絶望カウントダウンがスタートしてから決戦の日までは、あっという間でした。
その間、まずは母のひとり暮らしに向けて、ガスや電気、水道の手配をしたり、必要な家具や家電の準備も進めました。
母にとっては、60を前にして初めてのひとり暮らしです。
10代後半の私や妹が初めてひとり暮らしをする時に感じた、あのワクワクや開放感なんてあるはずがありません。
不安。
寂しい。
やるせない。
惨め。
そんな感情がぐるぐると回っていたのではないかと思います。
もしかしたら、この時点ではまだ、母はどこかで父を信じ、ひとり暮らしを思い留まろうとすらしていたのかもしれません。
妹によるラブホテル尾行作戦が決行されてすぐ、毎日のメールチェックで、クソジジイとダダはなにやら喧嘩していることがわかりました。

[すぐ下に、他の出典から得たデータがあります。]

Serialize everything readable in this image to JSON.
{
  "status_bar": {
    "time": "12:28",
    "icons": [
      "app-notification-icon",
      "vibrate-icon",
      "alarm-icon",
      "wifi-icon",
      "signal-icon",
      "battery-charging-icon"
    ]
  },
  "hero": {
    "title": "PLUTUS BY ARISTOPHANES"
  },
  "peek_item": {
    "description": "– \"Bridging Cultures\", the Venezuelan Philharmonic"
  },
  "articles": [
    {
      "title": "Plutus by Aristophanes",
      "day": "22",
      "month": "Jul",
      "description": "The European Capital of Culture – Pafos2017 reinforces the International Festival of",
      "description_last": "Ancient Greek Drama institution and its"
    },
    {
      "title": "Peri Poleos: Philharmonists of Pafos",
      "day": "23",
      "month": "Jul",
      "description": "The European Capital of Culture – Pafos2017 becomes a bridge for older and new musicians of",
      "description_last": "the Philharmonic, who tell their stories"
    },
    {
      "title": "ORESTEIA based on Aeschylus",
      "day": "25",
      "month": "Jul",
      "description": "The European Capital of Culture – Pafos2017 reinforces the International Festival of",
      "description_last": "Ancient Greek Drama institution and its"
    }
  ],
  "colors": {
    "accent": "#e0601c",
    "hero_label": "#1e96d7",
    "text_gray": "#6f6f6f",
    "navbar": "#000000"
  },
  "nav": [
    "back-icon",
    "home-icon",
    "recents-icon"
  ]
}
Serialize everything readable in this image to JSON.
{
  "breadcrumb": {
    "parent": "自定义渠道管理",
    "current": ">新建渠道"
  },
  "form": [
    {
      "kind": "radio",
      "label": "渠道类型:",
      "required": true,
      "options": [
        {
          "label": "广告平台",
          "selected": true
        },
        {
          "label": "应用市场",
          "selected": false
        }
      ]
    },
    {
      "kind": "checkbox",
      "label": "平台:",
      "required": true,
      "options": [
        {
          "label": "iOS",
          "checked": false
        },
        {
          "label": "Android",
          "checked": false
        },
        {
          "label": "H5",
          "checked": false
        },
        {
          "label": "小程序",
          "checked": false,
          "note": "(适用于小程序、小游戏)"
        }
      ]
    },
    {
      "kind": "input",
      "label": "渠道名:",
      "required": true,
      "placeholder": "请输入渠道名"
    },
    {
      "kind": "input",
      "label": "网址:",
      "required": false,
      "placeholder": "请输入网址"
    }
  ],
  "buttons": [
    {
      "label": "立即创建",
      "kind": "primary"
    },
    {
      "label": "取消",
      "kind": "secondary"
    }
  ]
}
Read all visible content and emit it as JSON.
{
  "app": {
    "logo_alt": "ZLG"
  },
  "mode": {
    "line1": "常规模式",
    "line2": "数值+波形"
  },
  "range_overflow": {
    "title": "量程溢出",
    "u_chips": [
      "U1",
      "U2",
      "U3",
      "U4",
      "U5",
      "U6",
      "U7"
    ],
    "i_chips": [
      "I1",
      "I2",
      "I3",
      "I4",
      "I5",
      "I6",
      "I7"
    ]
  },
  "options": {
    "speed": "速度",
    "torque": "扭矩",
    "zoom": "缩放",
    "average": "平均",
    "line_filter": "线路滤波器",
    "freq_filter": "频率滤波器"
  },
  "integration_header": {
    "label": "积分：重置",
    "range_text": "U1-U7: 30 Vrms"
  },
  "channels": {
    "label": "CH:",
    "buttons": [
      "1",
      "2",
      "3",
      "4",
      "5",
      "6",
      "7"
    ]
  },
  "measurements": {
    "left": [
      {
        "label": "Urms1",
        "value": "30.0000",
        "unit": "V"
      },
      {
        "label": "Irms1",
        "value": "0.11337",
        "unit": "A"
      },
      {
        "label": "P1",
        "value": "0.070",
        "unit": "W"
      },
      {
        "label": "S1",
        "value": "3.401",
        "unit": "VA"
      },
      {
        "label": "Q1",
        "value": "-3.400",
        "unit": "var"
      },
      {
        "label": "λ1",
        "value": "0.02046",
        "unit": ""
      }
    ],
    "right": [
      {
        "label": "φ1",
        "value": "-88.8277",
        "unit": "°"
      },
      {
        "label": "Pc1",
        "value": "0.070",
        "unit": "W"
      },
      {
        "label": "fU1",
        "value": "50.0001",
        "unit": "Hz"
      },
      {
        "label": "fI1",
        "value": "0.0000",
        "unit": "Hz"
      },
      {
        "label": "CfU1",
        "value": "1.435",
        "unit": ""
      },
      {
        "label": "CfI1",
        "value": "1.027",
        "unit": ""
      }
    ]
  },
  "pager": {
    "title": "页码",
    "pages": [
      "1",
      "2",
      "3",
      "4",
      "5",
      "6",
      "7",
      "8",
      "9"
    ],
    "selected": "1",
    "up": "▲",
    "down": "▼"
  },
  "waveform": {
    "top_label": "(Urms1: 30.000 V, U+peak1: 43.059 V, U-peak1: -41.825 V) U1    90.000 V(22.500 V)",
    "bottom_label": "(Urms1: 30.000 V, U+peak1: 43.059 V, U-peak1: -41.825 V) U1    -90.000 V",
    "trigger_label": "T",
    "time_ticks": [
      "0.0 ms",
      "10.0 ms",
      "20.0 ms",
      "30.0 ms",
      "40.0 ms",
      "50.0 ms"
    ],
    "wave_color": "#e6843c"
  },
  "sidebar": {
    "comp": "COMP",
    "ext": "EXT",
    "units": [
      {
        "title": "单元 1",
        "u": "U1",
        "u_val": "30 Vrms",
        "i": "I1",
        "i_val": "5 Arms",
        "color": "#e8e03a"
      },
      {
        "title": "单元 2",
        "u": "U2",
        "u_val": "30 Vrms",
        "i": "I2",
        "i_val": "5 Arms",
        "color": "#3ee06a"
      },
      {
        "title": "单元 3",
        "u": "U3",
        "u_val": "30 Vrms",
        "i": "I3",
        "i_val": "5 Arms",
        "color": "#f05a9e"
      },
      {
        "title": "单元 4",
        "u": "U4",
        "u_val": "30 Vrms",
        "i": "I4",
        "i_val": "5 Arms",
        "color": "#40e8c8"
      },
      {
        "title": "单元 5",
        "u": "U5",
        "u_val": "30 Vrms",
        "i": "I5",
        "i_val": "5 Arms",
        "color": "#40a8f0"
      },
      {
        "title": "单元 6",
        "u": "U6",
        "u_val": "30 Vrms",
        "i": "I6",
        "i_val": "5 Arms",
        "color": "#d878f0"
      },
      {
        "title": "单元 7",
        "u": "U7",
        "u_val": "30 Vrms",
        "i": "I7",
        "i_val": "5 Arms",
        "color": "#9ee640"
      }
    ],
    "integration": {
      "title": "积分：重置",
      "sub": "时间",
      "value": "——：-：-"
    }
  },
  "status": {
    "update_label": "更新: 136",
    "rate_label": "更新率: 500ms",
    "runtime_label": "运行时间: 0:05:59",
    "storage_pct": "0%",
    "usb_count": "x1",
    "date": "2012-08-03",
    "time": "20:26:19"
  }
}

とはいえ、これまでもあった「信仰強化」のじゃれあいです。
それにも母は、何かの希望を見出しているかのように見えました。
優子
「そんなにLINE、LINEって言うなら、携帯変更してくればいいんでしょう? でも必要になったらどうしてくれるの?」
前後のやり取りは消されていて、詳細はわかりません。
おそらく、クソジジイが優子とほかの男とのLINEのやり取りを疑って、勝手に拗ねたのでしょう。
電話もメールも無視されて「どん底よ」と、優子は嘆いていました。
きもい。てゆーか、携帯変えてもLINEなんかそのまま使えるだろ。
とはいえ、ちょっと不仲な様子が見えて、母は期待をした様子の母。
引っ越しについても、本人はまったく準備をしようとしていませんでした。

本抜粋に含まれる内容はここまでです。